There’s a difference here. No, it is not ultimately our job to save people. But it is our job to evangelize.
The work of evangelization
is done, is my point. Modern atheists are not in the position of classical pagans, of people who have no knowledge at all of Christ. They have heard the truth and rejected it. They may not understand they are rejecting the truth but I don’t imagine that wasn’t true for those who refused to listen to Peter et al., whom Christ nevertheless instructed not to waste their time.
And part of our job as evangelists is to speak to people in ways they understand. How can you know that someone doesn’t want to hear “Jesus Christ is Lord” when no one has said it in a way that they may understand?
My point is that
there is no way a committed atheist can understand. The presuppositions underlying atheism are flatly incompatible with Christianity in general and Catholicism especially, and only once they are willing to repent of those presuppositions does the possibility for conversion open up. This means we are in a largely passive, receptive kind of position – praying and fasting, living saintly lives to inspire others, and answering questions when asked.
Many atheists I’ve found reject a God and religion that quite simply isn’t the God we worship and the religion we follow. They think there are no arguments for God, and that religion is just about blind obedience. Or they think that it’s just about making rules against things they don’t like. They reject the name “Jesus” but they have no idea who He is.

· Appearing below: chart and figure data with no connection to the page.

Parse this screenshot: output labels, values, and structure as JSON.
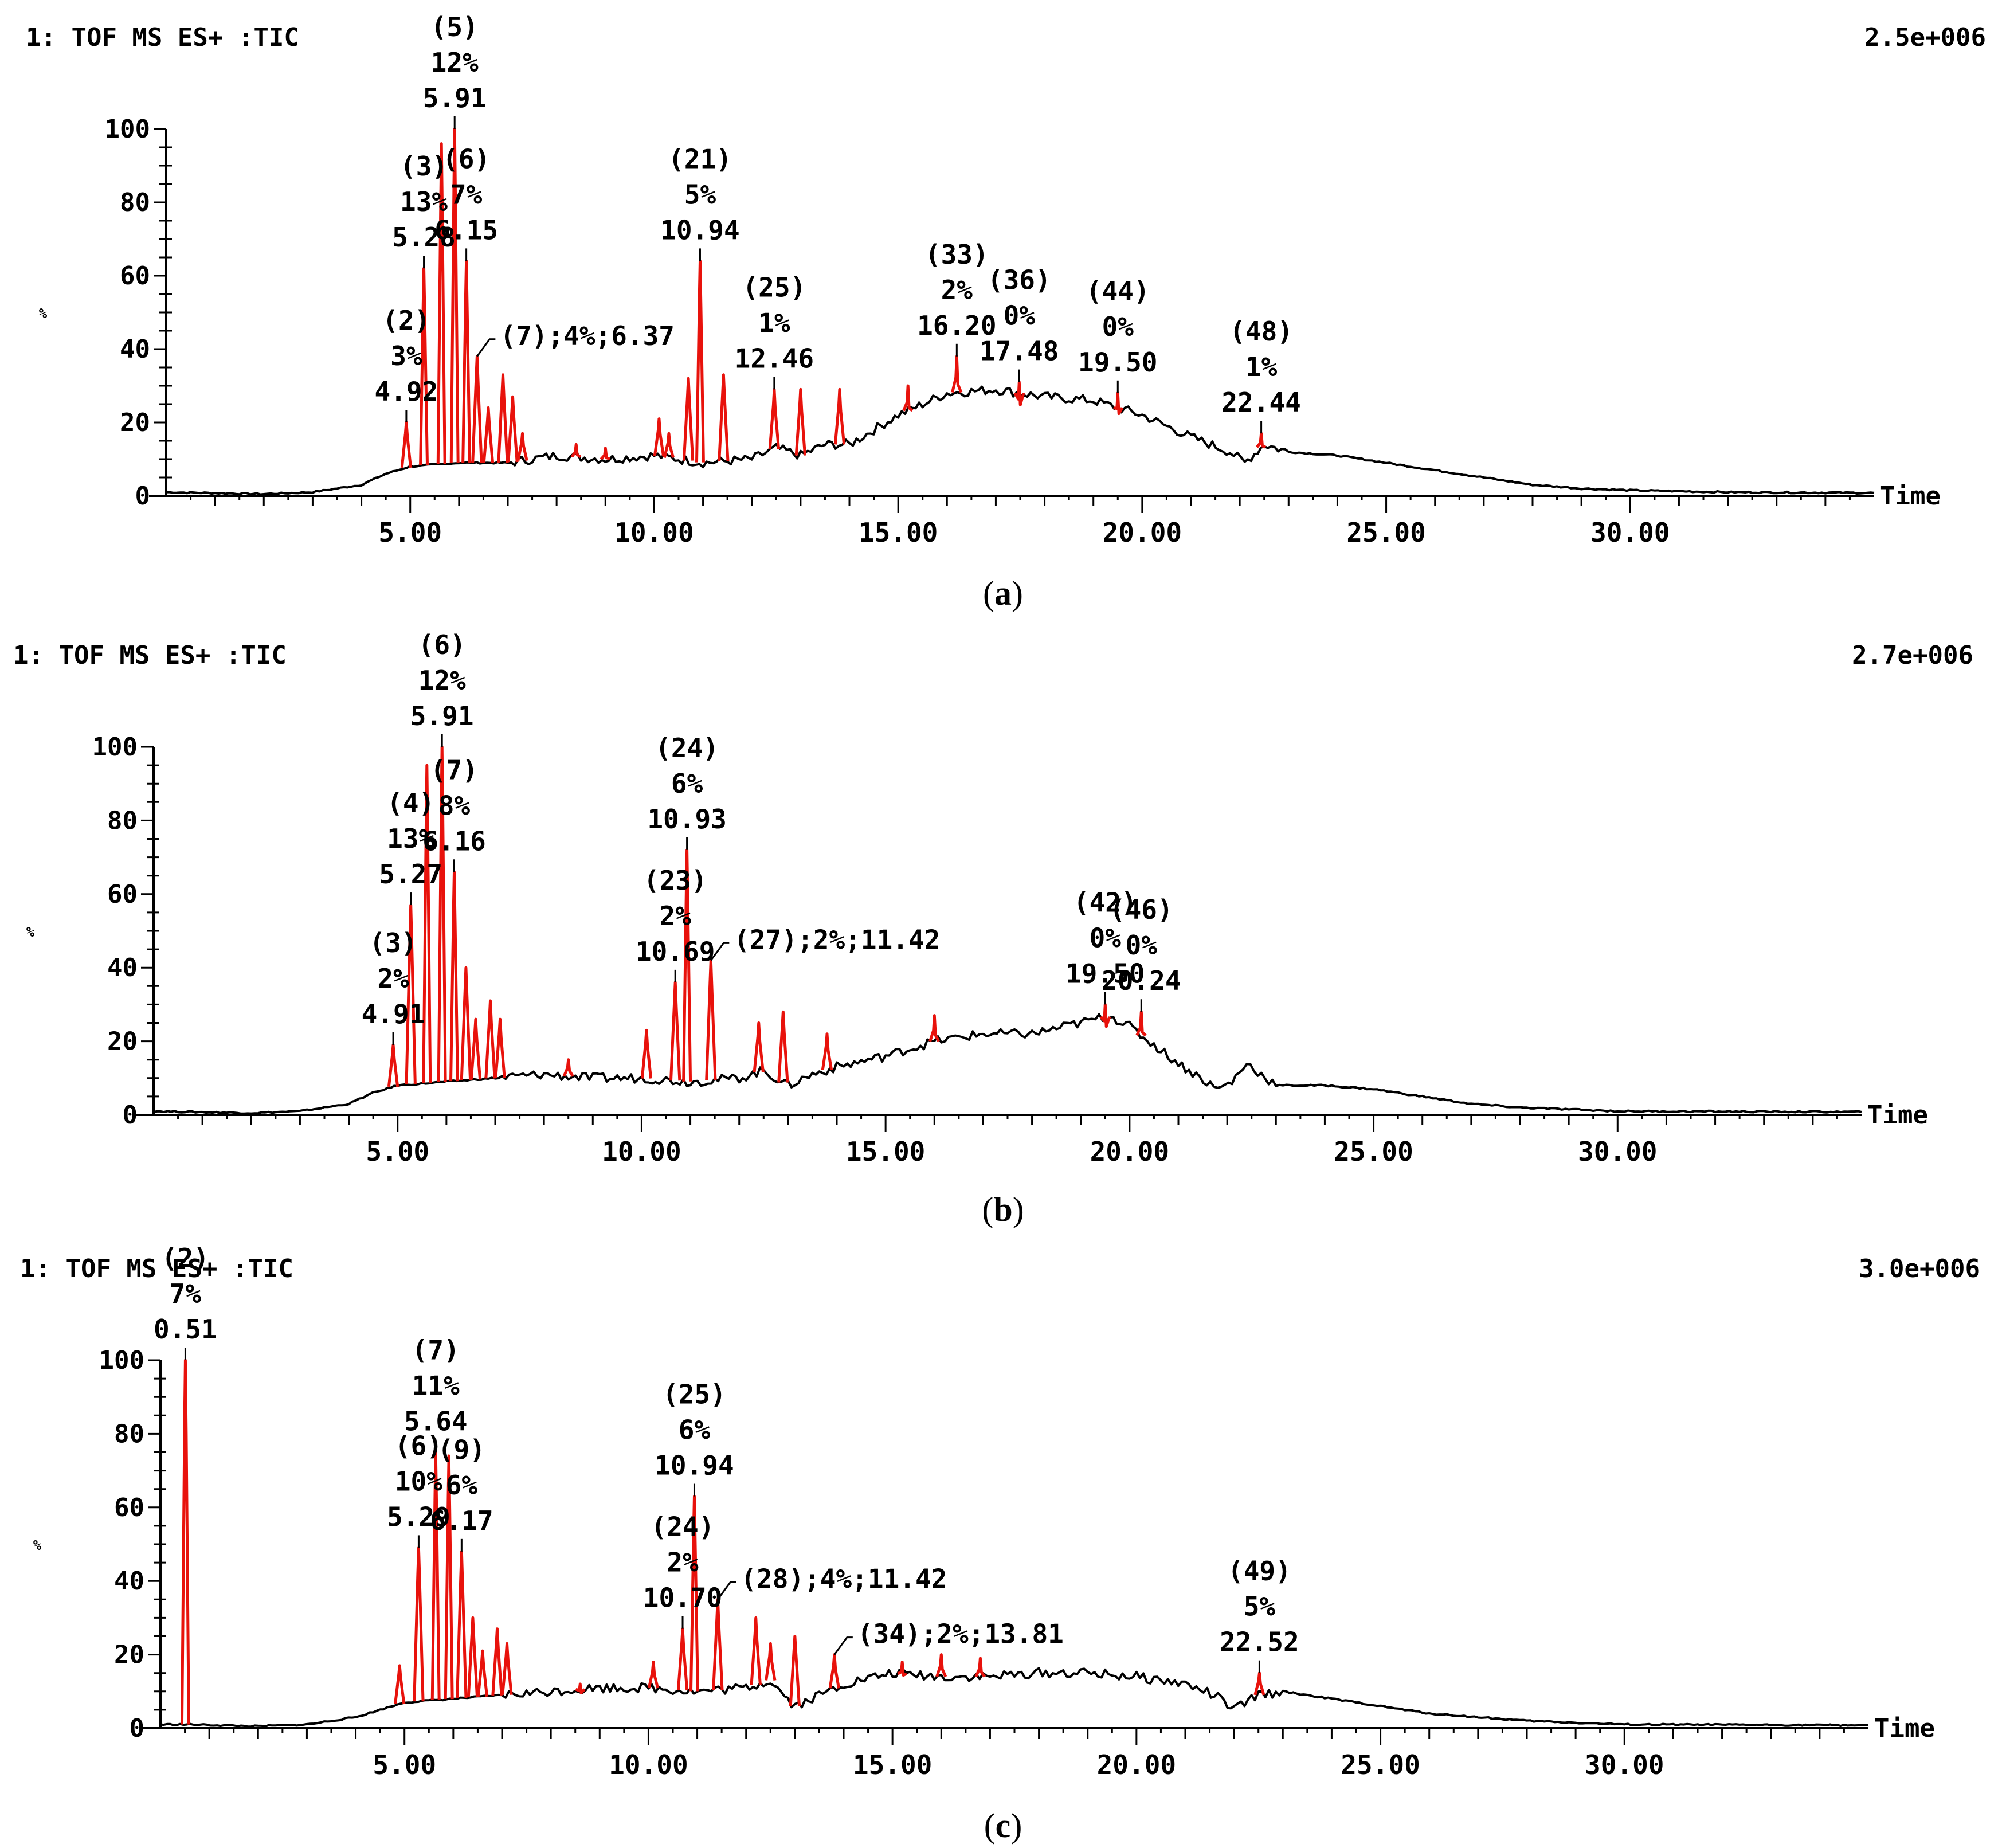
{
  "colors": {
    "peak": "#e8120c",
    "trace": "#000000",
    "background": "#ffffff"
  },
  "chart_data": [
    {
      "type": "line",
      "panel_label": "a",
      "header_left": "1: TOF MS ES+ :TIC",
      "header_right": "2.5e+006",
      "ylabel": "%",
      "xlabel": "Time",
      "xlim": [
        0,
        35
      ],
      "ylim": [
        0,
        100
      ],
      "x_ticks": [
        5,
        10,
        15,
        20,
        25,
        30
      ],
      "x_tick_labels": [
        "5.00",
        "10.00",
        "15.00",
        "20.00",
        "25.00",
        "30.00"
      ],
      "y_ticks": [
        0,
        20,
        40,
        60,
        80,
        100
      ],
      "y_tick_labels": [
        "0",
        "20",
        "40",
        "60",
        "80",
        "100"
      ],
      "baseline": [
        [
          0,
          1
        ],
        [
          2,
          0.5
        ],
        [
          3,
          1
        ],
        [
          4,
          3
        ],
        [
          4.5,
          6
        ],
        [
          5,
          8
        ],
        [
          6,
          9
        ],
        [
          7,
          9
        ],
        [
          8,
          11
        ],
        [
          9,
          10
        ],
        [
          10,
          11
        ],
        [
          11,
          9
        ],
        [
          12,
          10
        ],
        [
          12.5,
          13
        ],
        [
          13,
          11
        ],
        [
          13.5,
          14
        ],
        [
          14,
          14
        ],
        [
          15,
          22
        ],
        [
          16,
          28
        ],
        [
          17,
          29
        ],
        [
          18,
          27
        ],
        [
          19,
          26
        ],
        [
          20,
          22
        ],
        [
          21,
          16
        ],
        [
          21.8,
          12
        ],
        [
          22.1,
          9
        ],
        [
          22.5,
          14
        ],
        [
          23,
          12
        ],
        [
          24,
          11
        ],
        [
          25,
          9
        ],
        [
          26,
          7
        ],
        [
          27,
          5
        ],
        [
          28,
          3
        ],
        [
          29,
          2
        ],
        [
          30,
          1.5
        ],
        [
          32,
          1
        ],
        [
          35,
          0.8
        ]
      ],
      "peaks": [
        [
          4.92,
          20
        ],
        [
          5.28,
          62
        ],
        [
          5.64,
          96
        ],
        [
          5.91,
          100
        ],
        [
          6.15,
          64
        ],
        [
          6.37,
          38
        ],
        [
          6.6,
          24
        ],
        [
          6.9,
          33
        ],
        [
          7.1,
          27
        ],
        [
          7.3,
          17
        ],
        [
          8.4,
          14
        ],
        [
          9.0,
          13
        ],
        [
          10.1,
          21
        ],
        [
          10.3,
          17
        ],
        [
          10.7,
          32
        ],
        [
          10.94,
          64
        ],
        [
          11.42,
          33
        ],
        [
          12.46,
          29
        ],
        [
          13.0,
          29
        ],
        [
          13.8,
          29
        ],
        [
          15.2,
          30
        ],
        [
          16.2,
          38
        ],
        [
          17.48,
          31
        ],
        [
          19.5,
          28
        ],
        [
          22.44,
          17
        ]
      ],
      "annotations": [
        {
          "id": "(2)",
          "pct": "3%",
          "rt": "4.92",
          "x": 4.92
        },
        {
          "id": "(3)",
          "pct": "13%",
          "rt": "5.28",
          "x": 5.28
        },
        {
          "id": "(5)",
          "pct": "12%",
          "rt": "5.91",
          "x": 5.91
        },
        {
          "id": "(6)",
          "pct": "7%",
          "rt": "6.15",
          "x": 6.15
        },
        {
          "id": "(7)",
          "pct": "4%",
          "rt": "6.37",
          "x": 6.37,
          "inline": "(7);4%;6.37"
        },
        {
          "id": "(21)",
          "pct": "5%",
          "rt": "10.94",
          "x": 10.94
        },
        {
          "id": "(25)",
          "pct": "1%",
          "rt": "12.46",
          "x": 12.46
        },
        {
          "id": "(33)",
          "pct": "2%",
          "rt": "16.20",
          "x": 16.2
        },
        {
          "id": "(36)",
          "pct": "0%",
          "rt": "17.48",
          "x": 17.48
        },
        {
          "id": "(44)",
          "pct": "0%",
          "rt": "19.50",
          "x": 19.5
        },
        {
          "id": "(48)",
          "pct": "1%",
          "rt": "22.44",
          "x": 22.44
        }
      ]
    },
    {
      "type": "line",
      "panel_label": "b",
      "header_left": "1: TOF MS ES+ :TIC",
      "header_right": "2.7e+006",
      "ylabel": "%",
      "xlabel": "Time",
      "xlim": [
        0,
        35
      ],
      "ylim": [
        0,
        100
      ],
      "x_ticks": [
        5,
        10,
        15,
        20,
        25,
        30
      ],
      "x_tick_labels": [
        "5.00",
        "10.00",
        "15.00",
        "20.00",
        "25.00",
        "30.00"
      ],
      "y_ticks": [
        0,
        20,
        40,
        60,
        80,
        100
      ],
      "y_tick_labels": [
        "0",
        "20",
        "40",
        "60",
        "80",
        "100"
      ],
      "baseline": [
        [
          0,
          1
        ],
        [
          2,
          0.5
        ],
        [
          3,
          1
        ],
        [
          4,
          3
        ],
        [
          4.5,
          6
        ],
        [
          5,
          8
        ],
        [
          6,
          9
        ],
        [
          7,
          10
        ],
        [
          8,
          11
        ],
        [
          9,
          10
        ],
        [
          10,
          10
        ],
        [
          11,
          9
        ],
        [
          12,
          10
        ],
        [
          12.5,
          12
        ],
        [
          13,
          8
        ],
        [
          13.5,
          11
        ],
        [
          14,
          13
        ],
        [
          15,
          16
        ],
        [
          16,
          20
        ],
        [
          17,
          22
        ],
        [
          18,
          22
        ],
        [
          19,
          25
        ],
        [
          19.6,
          27
        ],
        [
          20,
          24
        ],
        [
          21,
          14
        ],
        [
          21.8,
          7
        ],
        [
          22.1,
          9
        ],
        [
          22.4,
          14
        ],
        [
          23,
          8
        ],
        [
          24,
          8
        ],
        [
          25,
          7
        ],
        [
          26,
          5
        ],
        [
          27,
          3
        ],
        [
          28,
          2
        ],
        [
          30,
          1
        ],
        [
          35,
          0.8
        ]
      ],
      "peaks": [
        [
          4.91,
          19
        ],
        [
          5.27,
          57
        ],
        [
          5.6,
          95
        ],
        [
          5.91,
          100
        ],
        [
          6.16,
          66
        ],
        [
          6.4,
          40
        ],
        [
          6.6,
          26
        ],
        [
          6.9,
          31
        ],
        [
          7.1,
          26
        ],
        [
          8.5,
          15
        ],
        [
          10.1,
          23
        ],
        [
          10.69,
          36
        ],
        [
          10.93,
          72
        ],
        [
          11.42,
          42
        ],
        [
          12.4,
          25
        ],
        [
          12.9,
          28
        ],
        [
          13.8,
          22
        ],
        [
          16.0,
          27
        ],
        [
          19.5,
          30
        ],
        [
          20.24,
          28
        ]
      ],
      "annotations": [
        {
          "id": "(3)",
          "pct": "2%",
          "rt": "4.91",
          "x": 4.91
        },
        {
          "id": "(4)",
          "pct": "13%",
          "rt": "5.27",
          "x": 5.27
        },
        {
          "id": "(6)",
          "pct": "12%",
          "rt": "5.91",
          "x": 5.91
        },
        {
          "id": "(7)",
          "pct": "8%",
          "rt": "6.16",
          "x": 6.16
        },
        {
          "id": "(23)",
          "pct": "2%",
          "rt": "10.69",
          "x": 10.69
        },
        {
          "id": "(24)",
          "pct": "6%",
          "rt": "10.93",
          "x": 10.93
        },
        {
          "id": "(27)",
          "pct": "2%",
          "rt": "11.42",
          "x": 11.42,
          "inline": "(27);2%;11.42"
        },
        {
          "id": "(42)",
          "pct": "0%",
          "rt": "19.50",
          "x": 19.5
        },
        {
          "id": "(46)",
          "pct": "0%",
          "rt": "20.24",
          "x": 20.24
        }
      ]
    },
    {
      "type": "line",
      "panel_label": "c",
      "header_left": "1: TOF MS ES+ :TIC",
      "header_right": "3.0e+006",
      "ylabel": "%",
      "xlabel": "Time",
      "xlim": [
        0,
        35
      ],
      "ylim": [
        0,
        100
      ],
      "x_ticks": [
        5,
        10,
        15,
        20,
        25,
        30
      ],
      "x_tick_labels": [
        "5.00",
        "10.00",
        "15.00",
        "20.00",
        "25.00",
        "30.00"
      ],
      "y_ticks": [
        0,
        20,
        40,
        60,
        80,
        100
      ],
      "y_tick_labels": [
        "0",
        "20",
        "40",
        "60",
        "80",
        "100"
      ],
      "baseline": [
        [
          0,
          1
        ],
        [
          0.4,
          1
        ],
        [
          0.6,
          1
        ],
        [
          2,
          0.5
        ],
        [
          3,
          1
        ],
        [
          4,
          3
        ],
        [
          4.5,
          5
        ],
        [
          5,
          7
        ],
        [
          6,
          8
        ],
        [
          7,
          9
        ],
        [
          8,
          10
        ],
        [
          9,
          11
        ],
        [
          10,
          11
        ],
        [
          11,
          10
        ],
        [
          12,
          11
        ],
        [
          12.5,
          13
        ],
        [
          13,
          6
        ],
        [
          13.5,
          9
        ],
        [
          14,
          12
        ],
        [
          15,
          15
        ],
        [
          16,
          14
        ],
        [
          17,
          14
        ],
        [
          18,
          15
        ],
        [
          19,
          15
        ],
        [
          20,
          14
        ],
        [
          21,
          12
        ],
        [
          21.6,
          9
        ],
        [
          22,
          5
        ],
        [
          22.5,
          9
        ],
        [
          23,
          10
        ],
        [
          24,
          8
        ],
        [
          25,
          6
        ],
        [
          26,
          4
        ],
        [
          27,
          3
        ],
        [
          28,
          2
        ],
        [
          30,
          1
        ],
        [
          35,
          0.8
        ]
      ],
      "peaks": [
        [
          0.51,
          100
        ],
        [
          4.9,
          17
        ],
        [
          5.29,
          49
        ],
        [
          5.64,
          75
        ],
        [
          5.91,
          74
        ],
        [
          6.17,
          48
        ],
        [
          6.4,
          30
        ],
        [
          6.6,
          21
        ],
        [
          6.9,
          27
        ],
        [
          7.1,
          23
        ],
        [
          8.6,
          12
        ],
        [
          10.1,
          18
        ],
        [
          10.7,
          27
        ],
        [
          10.94,
          63
        ],
        [
          11.42,
          35
        ],
        [
          12.2,
          30
        ],
        [
          12.5,
          23
        ],
        [
          13.0,
          25
        ],
        [
          13.81,
          20
        ],
        [
          15.2,
          18
        ],
        [
          16.0,
          20
        ],
        [
          16.8,
          19
        ],
        [
          22.52,
          15
        ]
      ],
      "annotations": [
        {
          "id": "(2)",
          "pct": "7%",
          "rt": "0.51",
          "x": 0.51
        },
        {
          "id": "(6)",
          "pct": "10%",
          "rt": "5.29",
          "x": 5.29
        },
        {
          "id": "(7)",
          "pct": "11%",
          "rt": "5.64",
          "x": 5.64
        },
        {
          "id": "(9)",
          "pct": "6%",
          "rt": "6.17",
          "x": 6.17
        },
        {
          "id": "(24)",
          "pct": "2%",
          "rt": "10.70",
          "x": 10.7
        },
        {
          "id": "(25)",
          "pct": "6%",
          "rt": "10.94",
          "x": 10.94
        },
        {
          "id": "(28)",
          "pct": "4%",
          "rt": "11.42",
          "x": 11.42,
          "inline": "(28);4%;11.42"
        },
        {
          "id": "(34)",
          "pct": "2%",
          "rt": "13.81",
          "x": 13.81,
          "inline": "(34);2%;13.81"
        },
        {
          "id": "(49)",
          "pct": "5%",
          "rt": "22.52",
          "x": 22.52
        }
      ]
    }
  ]
}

I agree. But it’s their fault, not ours, that they make no effort to seek out the best arguments for Christianity. There’s no shortage of them – the reason they aren’t seeking them out is because they don’t care and aren’t interested. It’s irrelevant to them. I know because I’ve been there. There is plenty out there written already, whether rigorous logical proofs from a Thomist perspective, spiritual meditations, mysticism, historical proofs (N.T. Wright’s stuff), etc. There is even a whole body of literature examining the many, serious, obvious problems with the naturalist/mechanist perspective. Yet these have done remarkably little to convert atheists en masse.
We need to consider that we do not have a grip on what we are up against. People talk like if we only had the right argument, or the right charismatic kinda person to make them, the whole world would convert. This is not true; if it were, we’d all be screwed, because none of us are even a fraction as smart or charismatic or holy as the kinds of saints who came before us and who still didn’t make a dent in the rising secularist tide. The problem isn’t intellectual, it’s spiritual – the problem is souls muddied by sin, intellects clouded by darkness and selfishness, etc. The solution is not generating an infinite permutation of meticulously detailed arguments for every possible perspective, it is praying and fasting and doing penance in the hopes of making the world worthier of receiving grace.
Like you said there is many reasons for someone to be an atheist, but most of them agree that there is no proof for supernatural beings and that they are not supposed to believe blindly, when someone says “something exists”, they have to prove the claim.
Yes, I’ve heard this before. It is to my mind a nearly perfect proof of how invulnerable the atheist is to argumentation. There is plenty of reason to believe in God, namely the fact that virtually everyone virtually everywhere for virtually all of history did. If everyone but me thinks the sky is blue, and I think it’s pink, I have two choices: I can believe that I’m wrong (that there’s something wrong with the rods and cones in my eyes, or with the way my brain processes color information), or I can believe that I’m right and
everyone else is wrong. Are these positions equally valid? Of course not – obviously it is more reasonable to conclude that I am missing something that no one else is than that I am the one special unique person who sees the true reality of the sky’s color.
Yet the atheist literally chooses the latter position every time. He would rather think he is smarter than Aristotle, Augustine, Aquinas, etc., even though he probably has not even read them and has spent maybe a whopping hour thinking things through, where Aquinas et al. devoted their entire lives to contemplation of the divine mysteries.
This is what I meant when I said before that
we are not up against mere ignorance, we are up against positive sin, against hubris, against a
positive will to disbelieve. And I know because, again, I have been there, and it was only by a monstrous exertion of unmerited grace that I was able to escape it.